Because the nerve is attached to the scalenus medius above and the serratus anterior below, the nerve is susceptible to stretch injury when the shoulder or chest wall is depressed or the neck is flexed to the opposite side.

Clinical Features

Pain that is dull aching in quality is most marked along the shoulder. Weakness of the serratus anterior produces prominent winging scapula. This is easily demonstrated by asking the patient to push against resistance with the arm extended at the elbow and forward flexed to 90 degrees at the shoulder.

Electrodiagnostic Strategy

Demonstrate neurogenic EMG changes in the serratus anterior. Exclude C5, C6 or C7 radiculopathy by performing EMG in other muscles. Perform nerve conduction studies to exclude a brachial plexus lesion.

Anatomical Illustrations

Serratus Anterior

Serratus Anterior


Innervation is via the long thoracic nerve and roots C5, C67, C7.


The serratus anterior originates at the outer surfaces and superior borders of the upper eight or nine ribs.

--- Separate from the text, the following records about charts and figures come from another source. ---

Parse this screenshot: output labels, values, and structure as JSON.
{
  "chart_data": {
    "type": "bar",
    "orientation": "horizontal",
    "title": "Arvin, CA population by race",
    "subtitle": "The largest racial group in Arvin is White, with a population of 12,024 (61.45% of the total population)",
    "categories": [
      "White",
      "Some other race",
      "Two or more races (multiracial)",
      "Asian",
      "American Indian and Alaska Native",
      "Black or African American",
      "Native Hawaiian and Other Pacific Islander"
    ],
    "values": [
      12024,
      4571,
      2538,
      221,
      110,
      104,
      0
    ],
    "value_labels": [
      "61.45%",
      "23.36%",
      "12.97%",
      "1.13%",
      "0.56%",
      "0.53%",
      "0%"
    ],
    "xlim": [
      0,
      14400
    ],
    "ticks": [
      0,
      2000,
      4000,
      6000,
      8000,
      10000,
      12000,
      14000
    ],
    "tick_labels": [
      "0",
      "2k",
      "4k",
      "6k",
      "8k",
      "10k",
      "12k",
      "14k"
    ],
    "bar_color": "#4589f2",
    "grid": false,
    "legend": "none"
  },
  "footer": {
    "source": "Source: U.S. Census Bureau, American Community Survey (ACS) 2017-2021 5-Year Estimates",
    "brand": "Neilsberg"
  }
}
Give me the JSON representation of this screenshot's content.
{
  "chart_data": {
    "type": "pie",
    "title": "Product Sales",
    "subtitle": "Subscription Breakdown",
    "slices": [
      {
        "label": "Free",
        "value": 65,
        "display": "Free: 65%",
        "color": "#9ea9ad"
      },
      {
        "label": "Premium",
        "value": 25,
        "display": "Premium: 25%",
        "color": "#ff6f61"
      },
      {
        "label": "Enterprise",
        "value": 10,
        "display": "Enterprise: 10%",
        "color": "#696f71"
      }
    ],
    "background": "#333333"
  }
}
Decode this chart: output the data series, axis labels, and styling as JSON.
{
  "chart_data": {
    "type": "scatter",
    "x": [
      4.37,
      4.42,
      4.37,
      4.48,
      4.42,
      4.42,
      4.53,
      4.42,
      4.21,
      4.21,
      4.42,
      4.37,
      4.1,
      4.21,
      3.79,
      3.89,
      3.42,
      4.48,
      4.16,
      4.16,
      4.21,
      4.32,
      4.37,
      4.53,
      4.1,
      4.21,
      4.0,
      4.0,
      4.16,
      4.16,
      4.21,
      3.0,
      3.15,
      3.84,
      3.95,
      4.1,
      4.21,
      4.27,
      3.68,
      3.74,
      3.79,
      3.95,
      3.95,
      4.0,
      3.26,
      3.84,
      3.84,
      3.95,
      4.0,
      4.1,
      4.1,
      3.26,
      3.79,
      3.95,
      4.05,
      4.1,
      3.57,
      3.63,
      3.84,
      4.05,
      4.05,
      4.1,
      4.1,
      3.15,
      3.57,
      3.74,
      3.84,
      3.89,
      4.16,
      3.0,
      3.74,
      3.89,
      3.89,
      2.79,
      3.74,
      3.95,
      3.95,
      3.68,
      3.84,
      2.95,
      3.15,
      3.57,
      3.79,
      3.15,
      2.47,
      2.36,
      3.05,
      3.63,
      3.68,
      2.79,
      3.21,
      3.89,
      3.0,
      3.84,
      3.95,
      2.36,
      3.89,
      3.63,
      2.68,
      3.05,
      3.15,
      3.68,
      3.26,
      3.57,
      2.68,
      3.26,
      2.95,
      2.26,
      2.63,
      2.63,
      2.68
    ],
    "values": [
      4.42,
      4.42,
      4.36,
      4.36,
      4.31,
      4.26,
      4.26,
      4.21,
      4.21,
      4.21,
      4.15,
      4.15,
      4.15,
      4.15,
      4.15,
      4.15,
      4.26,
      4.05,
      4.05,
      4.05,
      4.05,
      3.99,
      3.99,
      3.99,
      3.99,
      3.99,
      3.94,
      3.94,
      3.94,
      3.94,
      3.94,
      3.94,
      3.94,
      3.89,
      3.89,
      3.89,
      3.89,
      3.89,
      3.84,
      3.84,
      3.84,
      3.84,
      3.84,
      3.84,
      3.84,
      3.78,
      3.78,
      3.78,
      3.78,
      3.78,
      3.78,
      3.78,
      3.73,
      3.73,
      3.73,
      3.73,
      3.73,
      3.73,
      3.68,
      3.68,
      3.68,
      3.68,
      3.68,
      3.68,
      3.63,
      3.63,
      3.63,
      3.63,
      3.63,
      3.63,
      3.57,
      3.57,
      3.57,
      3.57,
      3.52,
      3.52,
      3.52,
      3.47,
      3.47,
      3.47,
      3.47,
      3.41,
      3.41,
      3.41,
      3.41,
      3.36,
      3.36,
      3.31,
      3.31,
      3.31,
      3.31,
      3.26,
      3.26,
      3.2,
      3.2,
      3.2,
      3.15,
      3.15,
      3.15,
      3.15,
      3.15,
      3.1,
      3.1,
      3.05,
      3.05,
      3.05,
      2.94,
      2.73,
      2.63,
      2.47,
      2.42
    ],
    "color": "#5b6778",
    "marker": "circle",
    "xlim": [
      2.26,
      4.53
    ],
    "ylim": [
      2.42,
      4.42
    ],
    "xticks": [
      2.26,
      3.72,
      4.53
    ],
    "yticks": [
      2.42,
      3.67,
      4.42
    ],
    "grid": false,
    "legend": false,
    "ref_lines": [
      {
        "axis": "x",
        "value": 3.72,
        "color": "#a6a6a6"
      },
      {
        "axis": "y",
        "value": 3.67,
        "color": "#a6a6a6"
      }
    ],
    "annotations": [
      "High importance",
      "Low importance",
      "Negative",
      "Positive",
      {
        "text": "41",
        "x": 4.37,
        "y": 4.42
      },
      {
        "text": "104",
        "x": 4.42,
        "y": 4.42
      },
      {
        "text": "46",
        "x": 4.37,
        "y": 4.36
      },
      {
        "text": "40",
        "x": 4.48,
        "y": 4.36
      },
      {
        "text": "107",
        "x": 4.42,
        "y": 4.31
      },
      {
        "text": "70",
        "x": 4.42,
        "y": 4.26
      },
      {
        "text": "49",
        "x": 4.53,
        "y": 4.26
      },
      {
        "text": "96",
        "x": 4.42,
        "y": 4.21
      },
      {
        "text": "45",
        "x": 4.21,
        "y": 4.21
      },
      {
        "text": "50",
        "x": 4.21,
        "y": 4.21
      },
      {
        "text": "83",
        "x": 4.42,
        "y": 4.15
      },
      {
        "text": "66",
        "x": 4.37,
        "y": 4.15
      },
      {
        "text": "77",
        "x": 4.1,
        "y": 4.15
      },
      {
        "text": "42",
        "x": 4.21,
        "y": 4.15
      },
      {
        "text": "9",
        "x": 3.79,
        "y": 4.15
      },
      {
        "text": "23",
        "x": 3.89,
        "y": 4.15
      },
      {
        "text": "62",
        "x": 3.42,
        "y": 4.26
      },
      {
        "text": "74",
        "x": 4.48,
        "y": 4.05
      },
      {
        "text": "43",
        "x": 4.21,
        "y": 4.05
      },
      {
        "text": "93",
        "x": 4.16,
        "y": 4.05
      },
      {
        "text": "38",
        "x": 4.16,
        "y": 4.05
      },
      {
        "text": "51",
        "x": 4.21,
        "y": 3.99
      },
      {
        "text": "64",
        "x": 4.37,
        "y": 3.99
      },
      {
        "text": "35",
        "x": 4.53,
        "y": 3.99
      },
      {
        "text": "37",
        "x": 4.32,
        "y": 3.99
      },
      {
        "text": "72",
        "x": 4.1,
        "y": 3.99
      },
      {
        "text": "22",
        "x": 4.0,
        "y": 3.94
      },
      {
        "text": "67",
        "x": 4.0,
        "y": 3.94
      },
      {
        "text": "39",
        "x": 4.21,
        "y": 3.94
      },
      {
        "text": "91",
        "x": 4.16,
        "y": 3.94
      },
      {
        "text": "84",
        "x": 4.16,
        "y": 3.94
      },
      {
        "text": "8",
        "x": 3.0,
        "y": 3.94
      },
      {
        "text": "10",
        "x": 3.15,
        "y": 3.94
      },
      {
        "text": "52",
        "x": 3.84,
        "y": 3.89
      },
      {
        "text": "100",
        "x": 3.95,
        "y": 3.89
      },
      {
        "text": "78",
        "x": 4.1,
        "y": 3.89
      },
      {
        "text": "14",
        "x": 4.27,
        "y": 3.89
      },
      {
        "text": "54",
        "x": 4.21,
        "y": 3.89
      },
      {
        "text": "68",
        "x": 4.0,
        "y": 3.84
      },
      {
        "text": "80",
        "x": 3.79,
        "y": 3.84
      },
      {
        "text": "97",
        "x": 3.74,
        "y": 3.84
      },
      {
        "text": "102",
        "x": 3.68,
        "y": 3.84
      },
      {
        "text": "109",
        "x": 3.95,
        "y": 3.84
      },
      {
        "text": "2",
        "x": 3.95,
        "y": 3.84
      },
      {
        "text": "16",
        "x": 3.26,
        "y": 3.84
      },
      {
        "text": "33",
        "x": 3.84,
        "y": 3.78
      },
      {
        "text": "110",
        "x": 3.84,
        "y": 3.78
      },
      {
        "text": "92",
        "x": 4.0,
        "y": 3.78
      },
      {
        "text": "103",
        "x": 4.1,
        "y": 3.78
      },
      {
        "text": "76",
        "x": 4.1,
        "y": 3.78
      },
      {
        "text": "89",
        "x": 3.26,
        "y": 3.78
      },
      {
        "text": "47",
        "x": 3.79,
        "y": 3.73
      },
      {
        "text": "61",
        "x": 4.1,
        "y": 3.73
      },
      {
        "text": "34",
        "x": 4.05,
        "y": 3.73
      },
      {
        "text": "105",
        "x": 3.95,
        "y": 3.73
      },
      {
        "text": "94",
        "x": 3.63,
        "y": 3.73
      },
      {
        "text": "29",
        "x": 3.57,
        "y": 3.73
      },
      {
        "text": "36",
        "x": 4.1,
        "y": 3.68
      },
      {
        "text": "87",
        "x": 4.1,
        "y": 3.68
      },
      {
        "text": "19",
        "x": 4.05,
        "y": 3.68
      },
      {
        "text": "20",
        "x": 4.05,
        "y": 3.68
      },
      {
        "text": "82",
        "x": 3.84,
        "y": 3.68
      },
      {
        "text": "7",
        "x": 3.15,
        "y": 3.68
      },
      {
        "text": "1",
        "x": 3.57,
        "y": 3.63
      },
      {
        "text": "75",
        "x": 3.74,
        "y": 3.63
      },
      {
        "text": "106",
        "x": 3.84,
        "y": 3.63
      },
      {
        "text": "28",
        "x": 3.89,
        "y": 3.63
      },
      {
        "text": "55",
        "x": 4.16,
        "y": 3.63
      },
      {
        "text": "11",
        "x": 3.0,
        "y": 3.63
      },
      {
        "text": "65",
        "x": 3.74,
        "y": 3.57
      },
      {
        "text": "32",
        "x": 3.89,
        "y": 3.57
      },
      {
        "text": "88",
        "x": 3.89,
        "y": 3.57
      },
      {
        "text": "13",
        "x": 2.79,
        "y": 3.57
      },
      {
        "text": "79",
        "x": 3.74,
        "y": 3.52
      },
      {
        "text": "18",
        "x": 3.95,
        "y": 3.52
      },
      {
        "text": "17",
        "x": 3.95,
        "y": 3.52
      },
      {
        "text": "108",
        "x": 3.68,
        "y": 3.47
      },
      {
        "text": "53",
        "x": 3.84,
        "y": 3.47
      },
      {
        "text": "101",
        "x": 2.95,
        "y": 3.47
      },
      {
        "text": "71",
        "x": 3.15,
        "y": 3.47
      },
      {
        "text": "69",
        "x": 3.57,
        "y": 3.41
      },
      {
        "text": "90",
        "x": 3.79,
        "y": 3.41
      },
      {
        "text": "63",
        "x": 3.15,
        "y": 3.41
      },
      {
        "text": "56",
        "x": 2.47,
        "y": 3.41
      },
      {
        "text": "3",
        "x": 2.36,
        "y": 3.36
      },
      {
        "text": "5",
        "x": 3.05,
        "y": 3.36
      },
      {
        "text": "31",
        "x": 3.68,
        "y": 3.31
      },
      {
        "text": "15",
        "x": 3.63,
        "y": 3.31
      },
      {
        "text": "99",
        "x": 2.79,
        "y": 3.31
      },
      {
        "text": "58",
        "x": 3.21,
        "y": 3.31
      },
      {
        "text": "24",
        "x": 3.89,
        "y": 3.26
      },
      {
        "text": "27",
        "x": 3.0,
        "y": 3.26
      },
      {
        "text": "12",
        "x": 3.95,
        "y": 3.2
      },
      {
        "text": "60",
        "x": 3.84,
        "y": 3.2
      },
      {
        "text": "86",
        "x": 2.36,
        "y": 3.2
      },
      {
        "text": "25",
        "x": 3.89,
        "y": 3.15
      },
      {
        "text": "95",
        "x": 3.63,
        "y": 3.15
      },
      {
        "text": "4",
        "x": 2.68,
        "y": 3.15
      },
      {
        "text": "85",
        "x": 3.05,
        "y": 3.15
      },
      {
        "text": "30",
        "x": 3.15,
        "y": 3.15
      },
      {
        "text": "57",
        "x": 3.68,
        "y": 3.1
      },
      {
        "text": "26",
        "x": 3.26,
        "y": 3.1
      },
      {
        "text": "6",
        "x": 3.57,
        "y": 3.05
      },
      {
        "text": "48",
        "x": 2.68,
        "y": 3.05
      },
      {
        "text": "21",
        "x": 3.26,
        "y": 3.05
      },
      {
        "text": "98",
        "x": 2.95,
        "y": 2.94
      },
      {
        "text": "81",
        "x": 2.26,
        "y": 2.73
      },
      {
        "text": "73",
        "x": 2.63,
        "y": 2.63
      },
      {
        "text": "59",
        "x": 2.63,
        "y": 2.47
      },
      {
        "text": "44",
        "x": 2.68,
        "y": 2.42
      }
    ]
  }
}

Insertion is at the medial border of the scapula, from the superior angle to the costal surface of the inferior angle.

Activation Maneuver

Forward flexion of the arm and pushing against resistance activate the muscle.

EMG Needle Insertion

Insert the needle along midaxillary line directly over the rib, anterior to the bulk of the latissimus dorsi but, in a woman, posterior to breast tissue. Palpating the interspace on either side can isolate a single rib. The serratus anterior is the only muscle between the skin and the rib.


Pneumothorax following needle examination of the serratus anterior has been reported (Johnson and Parker, 1980).

Clinical Comments

Neurogenic EMG changes limited to the serratus anterior suggest an isolated lesion of the long thoracic nerve.
EMG of other C5, C6 or C7 muscles should be performed to exclude radiculopathy.